One of the most watched cases on transgender rights in the Chicago area has been the student rights case at Fremd High School in District 211. As readers may recall, a student assigned male at birth but now identifying as female sought access to the female locker room. In response to concerns from parents other than those of the student’s, the district tried to resolve the issue by giving the transgender student a separate area to change which was close to but not in the girls’ locker room. The student and her parents filed a claim with the Office of Civil Rights arguing that the district was violating her Title IX rights, which prohibits discrimination based on gender in school programs and services.
The OCR found that requiring transgender students to use a separate room apart from the locker room to change violated Title IX. The OCR also acknowledged that the student in question, her parents and the district had reached an agreement that the student would use a private area in the girls’ locker room to change.

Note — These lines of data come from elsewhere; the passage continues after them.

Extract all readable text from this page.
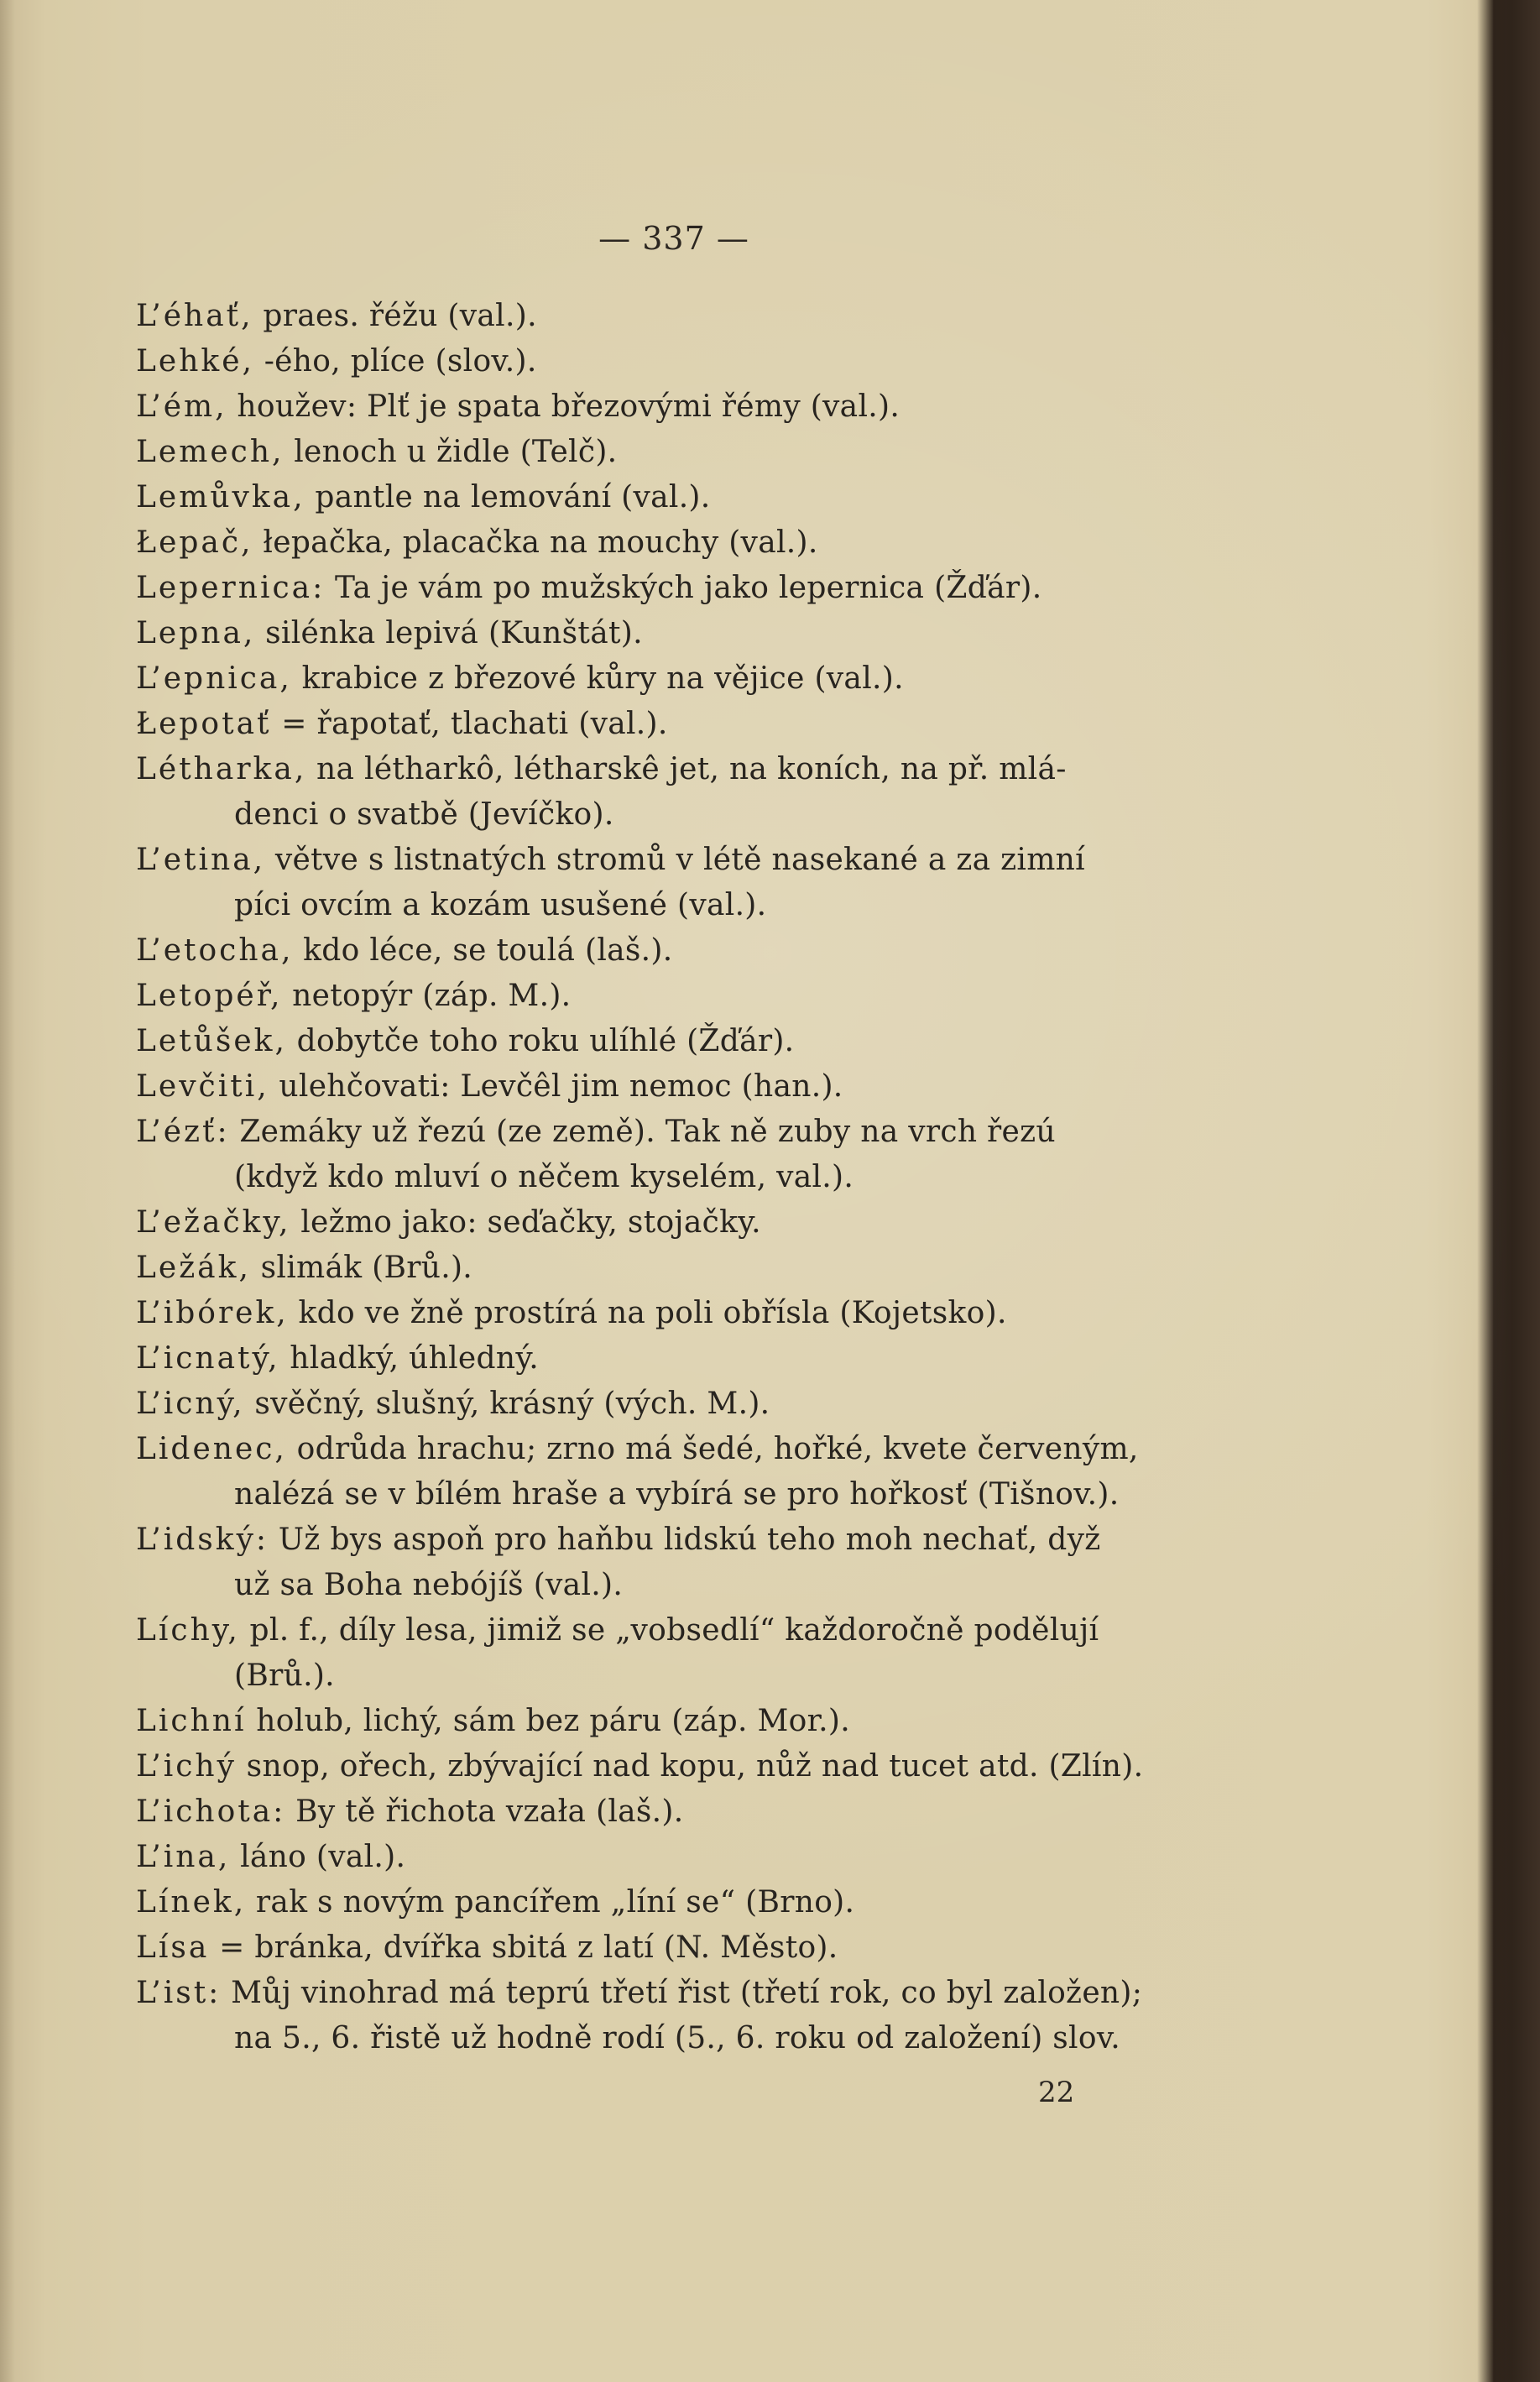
— 337 —
L’éhať, praes. řéžu (val.).
Lehké, -ého, plíce (slov.).
L’ém, houžev: Plť je spata březovými řémy (val.).
Lemech, lenoch u židle (Telč).
Lemůvka, pantle na lemování (val.).
Łepač, łepačka, placačka na mouchy (val.).
Lepernica: Ta je vám po mužských jako lepernica (Žďár).
Lepna, silénka lepivá (Kunštát).
L’epnica, krabice z březové kůry na vějice (val.).
Łepotať = řapotať, tlachati (val.).
Létharka, na létharkô, létharskê jet, na koních, na př. mlá-
denci o svatbě (Jevíčko).
L’etina, větve s listnatých stromů v létě nasekané a za zimní
píci ovcím a kozám usušené (val.).
L’etocha, kdo léce, se toulá (laš.).
Letopéř, netopýr (záp. M.).
Letůšek, dobytče toho roku ulíhlé (Žďár).
Levčiti, ulehčovati: Levčêl jim nemoc (han.).
L’ézť: Zemáky už řezú (ze země). Tak ně zuby na vrch řezú
(když kdo mluví o něčem kyselém, val.).
L’ežačky, ležmo jako: seďačky, stojačky.
Ležák, slimák (Brů.).
L’ibórek, kdo ve žně prostírá na poli obřísla (Kojetsko).
L’icnatý, hladký, úhledný.
L’icný, svěčný, slušný, krásný (vých. M.).
Lidenec, odrůda hrachu; zrno má šedé, hořké, kvete červeným,
nalézá se v bílém hraše a vybírá se pro hořkosť (Tišnov.).
L’idský: Už bys aspoň pro haňbu lidskú teho moh nechať, dyž
už sa Boha nebójíš (val.).
Líchy, pl. f., díly lesa, jimiž se „vobsedlí“ každoročně podělují
(Brů.).
Lichní holub, lichý, sám bez páru (záp. Mor.).
L’ichý snop, ořech, zbývající nad kopu, nůž nad tucet atd. (Zlín).
L’ichota: By tě řichota vzała (laš.).
L’ina, láno (val.).
Línek, rak s novým pancířem „líní se“ (Brno).
Lísa = bránka, dvířka sbitá z latí (N. Město).
L’ist: Můj vinohrad má teprú třetí řist (třetí rok, co byl založen);
na 5., 6. řistě už hodně rodí (5., 6. roku od založení) slov.
22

A citizen’s group then filed a lawsuit against the district and the Departments of Justice and Education seeking to reverse the OCR order and reverse the agreement which provides a private area in the girls’ locker room for the transgender student to change. Part of the remedy the citizen’s group is seeking is a preliminary injunction on locker room arrangement.
Yesterday, a federal magistrate judge issued a recommendation against issuance of the preliminary injunction stating, among other reasons that the plaintiffs had not shown they have a likelihood of success in the case, or that the U.S. Department of Education had violated federal law by requiring that schools permit transgender students to use restrooms and locker rooms consistent with their gender identity.